Die Gletscherflussverhältnisse weisen in der Gegend des Ceneripasses den Gegensatz auf, welcher für die morphologische Herausgestaltung der Mündungsstufe bezeichnend ist: einen bedeutenden Gletscherstrom in der Ceneritalung und eine stark gestaute Eismasse in der Tiefe des Val d' Isone. Dort war die Möglichkeit zur Entfaltung erosiver Kraft gegeben, hier aber war deren Auswirkung behindert. Damit ist die sprunghafte Zunahme der Erosion im Haupttale seit dem Isonesystem erklärt: sie vollzieht sich mit dem Vorrücken der eiszeitlichen Gletscher. Das System 16 ist somit das unmittelbar präglaziale Einliefungssystem, welches noch den Gesetzen fluviatiler Talbildung folgt. Es ist bezeichnenderweise auch das unterste der allgemein luganesischen Talbodensysteme.

Prächtig ist der Gegensatz zwischen präglazialer Fläche und eiszeitlicher Absenkung des Haupttales in der Terrassenbucht von Pura zu sehen: Keil-förmig greift die durch die Magliasina geschaffene Puraterrasse, nach welcher wir das präglaziale System benannt haben, in das Gehänge ein; darin eingesägt ist die enge diluviale Schlucht der Magliasina. Besonders prägnant ist der Formgegensatz wieder an den Mündungen der Seitentäler des Porlezza-Seetales, wo unter der untersten Flachstrecke des Systems 16 jeweils die Steile zum Seespiegel und endlich der gegen 300 m betragende Abschwung zum Seeboden einsetzt. Auch hier hat eine grossartige Abtiefung eines präglazial nur geringe fluviatile Kräfte aufweisenden Tales gegenüber seinen Nebentälern stattgefunden, welche in der Eintiefung beträchtlich zurückgeblieben sind, da sich in ihnen das von unten her eingedrungene Eis anstaute1 ).

Wir können demnach schliessen: Das System 14 ist prämittelpliozän, das nur 50 m tiefer eingeschnittene Purasystem 16 dagegen unmittelbar präglazial2 ).

Welche Höhenlage nimmt nun der präglaziale Puraboden in den Haupttälern ein? Im Ur-Cassaratetalzug sinkt er von 370 m bei Lugano gleich-massig bis Brenno am Alpenrande auf 230 m. Eine ganz ähnliche Höhenlage ist im Vedeggiogebiet zu verzeichnen, wo er von 500 m bei Taverne bis auf 340 m bei Ponte Tresa niedersteigt, um dann durch das Tresatal bis auf rund 300 m zu fallen.
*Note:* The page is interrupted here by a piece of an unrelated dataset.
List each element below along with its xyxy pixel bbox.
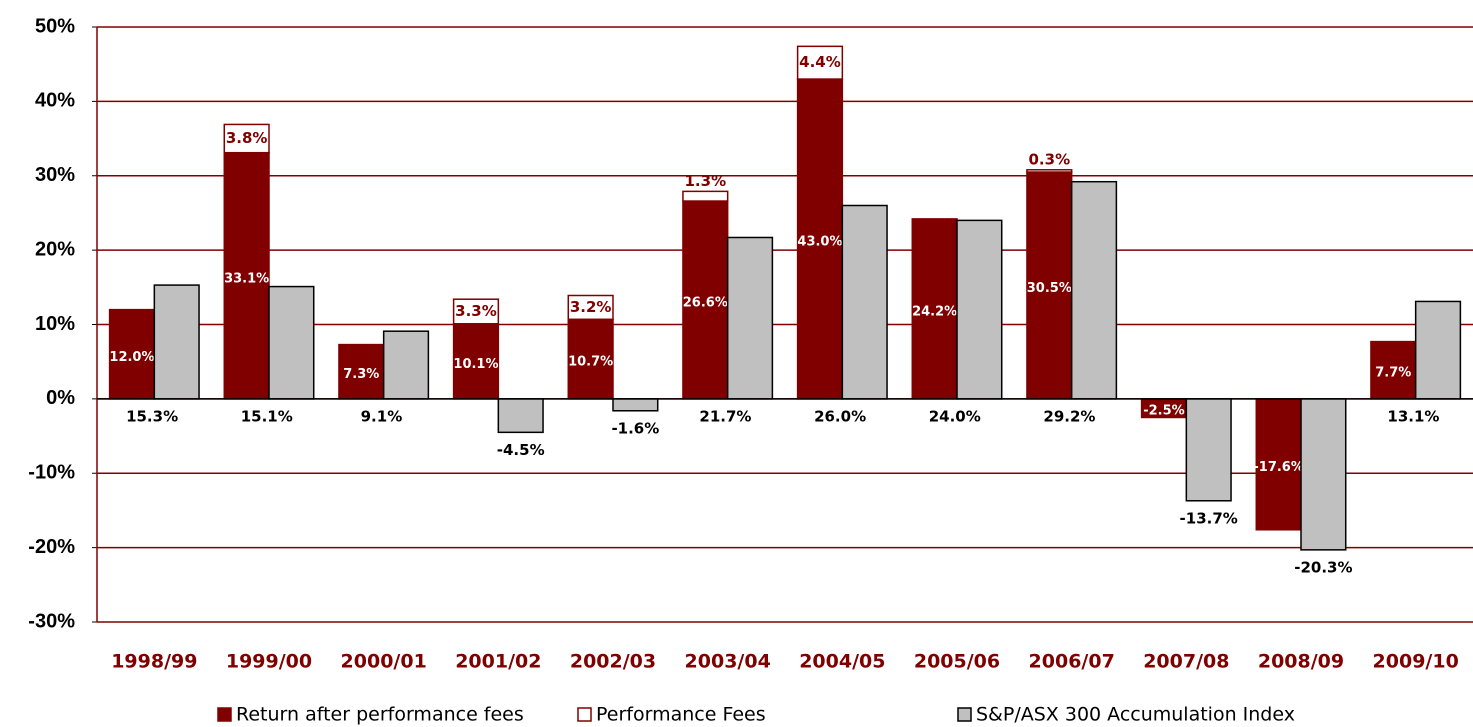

Der Betrag der diluvialen Talvertiefung ergibt sich nun einfach als Höhendifferenz zwischen dem Purasystemboden und der heutigen Felssohle der Talrinnen. Es geht daraus hervor, dass die pleistozäne Taleintiefung in der Vedeggiotalung von Taverne bis Ponte Tresa 130-170 m beträgt; etwas grössere Zahlen zeigt die Ur-Cassaratetalung zwischen Lugano und Melide, schwillt doch hier die Vertikalkomponente des eiszeitlichen Abtrages auf 260 m, während sie oberhalb Lugano nur um die 100 m und bei Morcote um 150 m misst; am bedeutendsten aber ist die pleistozäne Absenkung des Talraumes im Seetale von Porlezza, geht sie hier doch etwas über 400 m hinaus.

Eiszeitliche Talformung.

Die Art der Talformen unter dem Puraboden gibt uns einige Hinweise auf ihre Entstehung. Nur im Vedeggiogebiet sind noch eine Anzahl tieferer Terrassenniveaus angedeutet, und im Cassaratetal sind lediglich vereinzelte Leisten unter dem System 16 erhalten, während im übrigen Gebiete tiefere Reste zu fehlen scheinen. Eine Sonderung von Fluss- und Eiswerk während des Pleistozäns auf Grund von Terrassenbeobachtungen ist nicht möglich.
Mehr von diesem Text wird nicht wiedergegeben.